La réalisatrice pendant le tournage de Wendy et Lucy.

La rétrospective consacrée à la réalisatrice américaine et la sortie de «First Cow» scandent la reconnaissance de plus en plus partagée d’une figure majeure du cinéma contemporain.

Le 14 octobre s’ouvre au Centre Pompidou à Paris une rétrospective intégrale de l’œuvre de la réalisatrice américaine Kelly Reichardt, en sa présence. Le 20 octobre, son nouveau film, First Cow, sort dans les salles. Ces deux événements scandent, en France, la reconnaissance progressive d’une figure majeure du cinéma contemporain.

La première et principale raison de s’intéresser aux films de Kelly Reichardt est simple à énoncer: elle est une excellente réalisatrice.

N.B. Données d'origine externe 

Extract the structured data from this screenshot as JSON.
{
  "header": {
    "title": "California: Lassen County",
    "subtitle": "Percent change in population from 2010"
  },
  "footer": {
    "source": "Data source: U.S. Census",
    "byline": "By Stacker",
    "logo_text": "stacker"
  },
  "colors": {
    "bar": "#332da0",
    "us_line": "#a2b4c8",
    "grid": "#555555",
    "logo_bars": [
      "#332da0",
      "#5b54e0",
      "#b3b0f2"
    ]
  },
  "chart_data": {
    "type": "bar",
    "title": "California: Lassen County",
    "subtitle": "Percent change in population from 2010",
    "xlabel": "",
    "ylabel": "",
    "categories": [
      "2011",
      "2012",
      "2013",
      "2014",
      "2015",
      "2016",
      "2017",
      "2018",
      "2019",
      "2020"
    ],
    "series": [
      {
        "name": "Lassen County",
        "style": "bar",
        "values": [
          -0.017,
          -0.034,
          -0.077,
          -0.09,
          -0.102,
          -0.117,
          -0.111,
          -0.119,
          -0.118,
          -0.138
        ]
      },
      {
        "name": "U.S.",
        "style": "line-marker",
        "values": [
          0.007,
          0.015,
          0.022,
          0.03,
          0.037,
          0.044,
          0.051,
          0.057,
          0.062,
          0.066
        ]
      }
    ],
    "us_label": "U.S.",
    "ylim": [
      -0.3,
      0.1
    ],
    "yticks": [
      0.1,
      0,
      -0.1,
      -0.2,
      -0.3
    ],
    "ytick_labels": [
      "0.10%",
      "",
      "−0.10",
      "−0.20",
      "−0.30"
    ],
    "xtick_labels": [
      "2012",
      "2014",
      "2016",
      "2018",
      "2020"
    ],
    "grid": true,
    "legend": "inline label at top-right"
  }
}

Tous ses films sont passionnants. Ils méritent chacun et pris dans leur ensemble l’attention de quiconque s’intéresse au septième art.

Pour s’en convaincre, il faudra voir River of Grass (1994), Old Joy (2006), Wendy et Lucy (2008), La Dernière piste (2010), Night Moves (2013), Certaines femmes (2016) et donc First Cow, événement du Festival de Berlin 2020 dont l’arrivée sur nos grands écrans a été retardée par la pandémie –et sur lequel on reviendra au moment de sa sortie.

Simple à énoncer, cette raison est en revanche extrêmement complexe à expliciter, tant les choix de mise en scène qui définissent ce qu’on appellerait le style de Kelly Reichardt reposent sur un ensemble de décisions souvent relativement peu spectaculaires. Prises un à une, elles ne semblent pas spécialement originales. Mais, quand on les remet dans la composition d’ensemble, elles prennent tout leur sens.

Une logique intérieure, aussi impérative que délicate

Cet arrangement change à chacun des films. Films qui méritent, comme toujours avec les grands cinéastes, d’être regardés un par un plutôt que d’emblée subsumés sous quelques généralités.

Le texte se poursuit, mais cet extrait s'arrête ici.